Yukarıda da belirtildiği benzer biçimde "gerekçe" ile ilgili sorularda "çünkü"den yararlanılabilir. "Numaralanmış cümlelerden hangisi kendinden önceki yargının gerekçesidir?" ifadeÂsiyle sorulan sorularda gerekçe olabileceğini düşünÂdüğünüz cümlelerin başına "çünkü" getirerek o cümlenin gerekçe olup olamayacağını anlayabilirsiniz: Birazcık hızla etmeliyiz, (çünkü) Uçağın kalkmasına bir saat kaldı.
** "Gerekçe" cümleleri ile "neden-sonuç ilişkisi" olan cümleleri birbirine karıştırmayın. "Niçin-sonuç ilişkisinde" ilkin bir niçin, sonrasında bu nedene bağlı ortaya çıkan bir netice vardır: Havalar ısındı; okullarda devamsızlıklar arttı. (Niçin-sonuç)
** Niçin-sonuç ilişkisi olan tümcelerde kesinlikle bitmiş, ortaya çıkmış bir vaziyet vardır. Gerekçe bildiren tümcelerde ilkin bir vaziyet, olgu vardır, bir süre sonra gerekçe yer alır.
"Bir saatte Kadıköy'e gidemeyiz: bu saatte trafik çok sıkışıktır." "... hangisinde yargı sebebi öne sürülerek beraber verilmiştir?" kalıbıyla sorulan sorularda kesinlikle sonuçlanmış bir vaziyet olması gerekmez, belirgin bir yargı olması yeterlidir.
Öğle saatlerinde dışarı çıkmayın; hava çok sıcak. Bu tümcede sonuçlanmış bir iş, vaziyet yoktur.
Örnek Sual: (2 Mayıs 1999)
(I) Mustafa kemal atatürk'ün Söylev'i, yalnızca söz söyleme sanatı içinde ele alınacak kadar tek yönlü bir kitap değildir. (II) Olayların anlatımında büyük romancılarda görülen bir kurgulama kabiliyeti vardır. (III) Kitabın büyük bölümü sayfaları, yaşanmışlığın yanı sıra anlatımıyla şiir yüklüdür. (IV) Mustafa kemal atatürk, bu kitapta başarı göstermiş bir denemeci ustalığıyla karşıtlarını eleştirir. (V) İnÂsana özgü değerleri pozitif negatif yönleriyle sergiler. (VI) Varlıklı bir karakterler kitabı da sayılabilecek bir yapısı olan Söylev'in, bu yönüyle genç kuşakları yönlendirecek, etkisinde bırakan bir havası vardır.
Yukarıdaki parçada numaralanmış cümlelerin hangiÂsinde yargı, sebebi öne sürülerek beraber verilmiştir?
A) II.
B) III.
C) IV.
D) V.
E) VI.
Çözüm: E
Örnek Sual: (1998-ÖSS)
Okul öncesi eğitimin, çocuğun gelişiminde büyük ehemmiyet taşımış olduğu tartışılmaz bir gerçek.

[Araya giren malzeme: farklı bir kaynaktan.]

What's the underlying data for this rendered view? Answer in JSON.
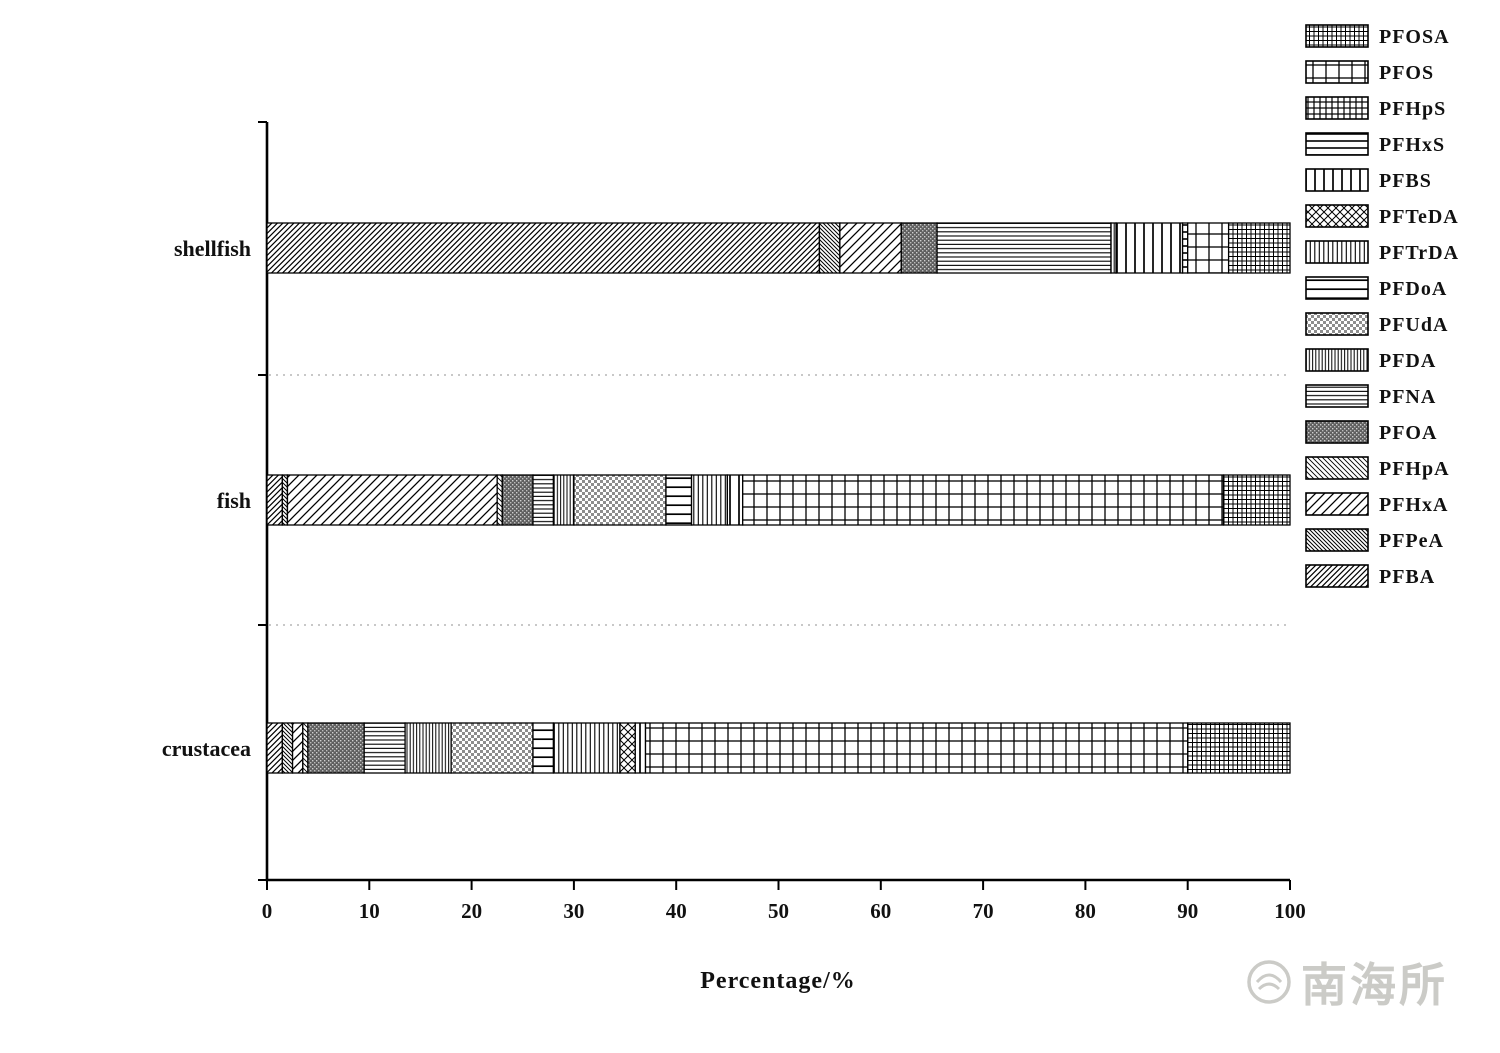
{
  "figure": {
    "background": "#ffffff"
  },
  "watermark": {
    "text": "南海所"
  },
  "chart_data": {
    "type": "bar",
    "orientation": "horizontal",
    "stacked": true,
    "title": "",
    "xlabel": "Percentage/%",
    "ylabel": "",
    "xlim": [
      0,
      100
    ],
    "x_ticks": [
      0,
      10,
      20,
      30,
      40,
      50,
      60,
      70,
      80,
      90,
      100
    ],
    "grid": false,
    "legend_position": "top-right",
    "categories": [
      "shellfish",
      "fish",
      "crustacea"
    ],
    "legend_order": [
      "PFOSA",
      "PFOS",
      "PFHpS",
      "PFHxS",
      "PFBS",
      "PFTeDA",
      "PFTrDA",
      "PFDoA",
      "PFUdA",
      "PFDA",
      "PFNA",
      "PFOA",
      "PFHpA",
      "PFHxA",
      "PFPeA",
      "PFBA"
    ],
    "series": [
      {
        "name": "PFBA",
        "pattern": "diag-fwd-dense",
        "values": {
          "shellfish": 54,
          "fish": 1.5,
          "crustacea": 1.5
        }
      },
      {
        "name": "PFPeA",
        "pattern": "diag-back-dense",
        "values": {
          "shellfish": 2,
          "fish": 0.5,
          "crustacea": 1
        }
      },
      {
        "name": "PFHxA",
        "pattern": "diag-fwd-coarse",
        "values": {
          "shellfish": 6,
          "fish": 20.5,
          "crustacea": 1
        }
      },
      {
        "name": "PFHpA",
        "pattern": "diag-back-fine",
        "values": {
          "shellfish": 0,
          "fish": 0.5,
          "crustacea": 0.5
        }
      },
      {
        "name": "PFOA",
        "pattern": "dots-dark",
        "values": {
          "shellfish": 3.5,
          "fish": 3,
          "crustacea": 5.5
        }
      },
      {
        "name": "PFNA",
        "pattern": "horiz-fine",
        "values": {
          "shellfish": 17,
          "fish": 2,
          "crustacea": 4
        }
      },
      {
        "name": "PFDA",
        "pattern": "vert-fine",
        "values": {
          "shellfish": 0.5,
          "fish": 2,
          "crustacea": 4.5
        }
      },
      {
        "name": "PFUdA",
        "pattern": "checker-gray",
        "values": {
          "shellfish": 0,
          "fish": 9,
          "crustacea": 8
        }
      },
      {
        "name": "PFDoA",
        "pattern": "horiz-sparse",
        "values": {
          "shellfish": 0,
          "fish": 2.5,
          "crustacea": 2
        }
      },
      {
        "name": "PFTrDA",
        "pattern": "vert-med",
        "values": {
          "shellfish": 0,
          "fish": 3.5,
          "crustacea": 6.5
        }
      },
      {
        "name": "PFTeDA",
        "pattern": "cross-diag",
        "values": {
          "shellfish": 0,
          "fish": 0,
          "crustacea": 1.5
        }
      },
      {
        "name": "PFBS",
        "pattern": "vert-coarse",
        "values": {
          "shellfish": 6.5,
          "fish": 1.5,
          "crustacea": 1
        }
      },
      {
        "name": "PFHxS",
        "pattern": "horiz-med",
        "values": {
          "shellfish": 0.5,
          "fish": 0,
          "crustacea": 0
        }
      },
      {
        "name": "PFHpS",
        "pattern": "grid-med",
        "values": {
          "shellfish": 0,
          "fish": 0,
          "crustacea": 0
        }
      },
      {
        "name": "PFOS",
        "pattern": "grid-large",
        "values": {
          "shellfish": 4,
          "fish": 47,
          "crustacea": 53
        }
      },
      {
        "name": "PFOSA",
        "pattern": "grid-fine",
        "values": {
          "shellfish": 6,
          "fish": 6.5,
          "crustacea": 10
        }
      }
    ]
  }
}
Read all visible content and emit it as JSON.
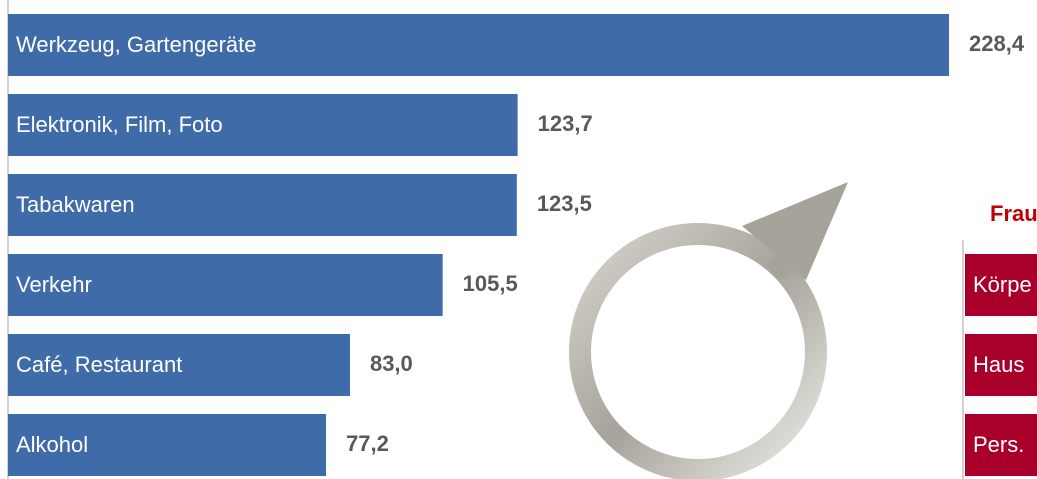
{
  "chart_data": [
    {
      "type": "bar",
      "orientation": "horizontal",
      "categories": [
        "Werkzeug, Gartengeräte",
        "Elektronik, Film, Foto",
        "Tabakwaren",
        "Verkehr",
        "Café, Restaurant",
        "Alkohol"
      ],
      "values": [
        228.4,
        123.7,
        123.5,
        105.5,
        83.0,
        77.2
      ],
      "value_labels": [
        "228,4",
        "123,7",
        "123,5",
        "105,5",
        "83,0",
        "77,2"
      ],
      "color": "#3f6ca8",
      "xlim": [
        0,
        250
      ]
    },
    {
      "type": "label-bars",
      "title": "Frau",
      "categories": [
        "Körpe",
        "Haus",
        "Pers."
      ],
      "color": "#a8002a"
    }
  ]
}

Aşağıdakilerden hangisi, bu tümcede belirtilen yargının bir öne sürülen sebebi niteliğindedir?
A) Anaokulu, yuva ve kreşlerin sayısı her geçen gün artıÂyor ve bu tür durumlar devamlı gelişiyor.
B) Anne - babalar evlatları için en iyiyi bulma ve yapma uğraşı içindeler.
C) Çocuklar paylaşma ve mesuliyet duygularını oyunla geliştirirler.
D) Çocuğun duygusal ve zihinsel gelişiminin mühim bir bölümü okul çağından ilkin tamamlanmaktadır.
E) Son yıllarda anaokullarında evladı değişik yönleriyle geliştirmeyi amaçlayan yeni yöntemler deneniyor.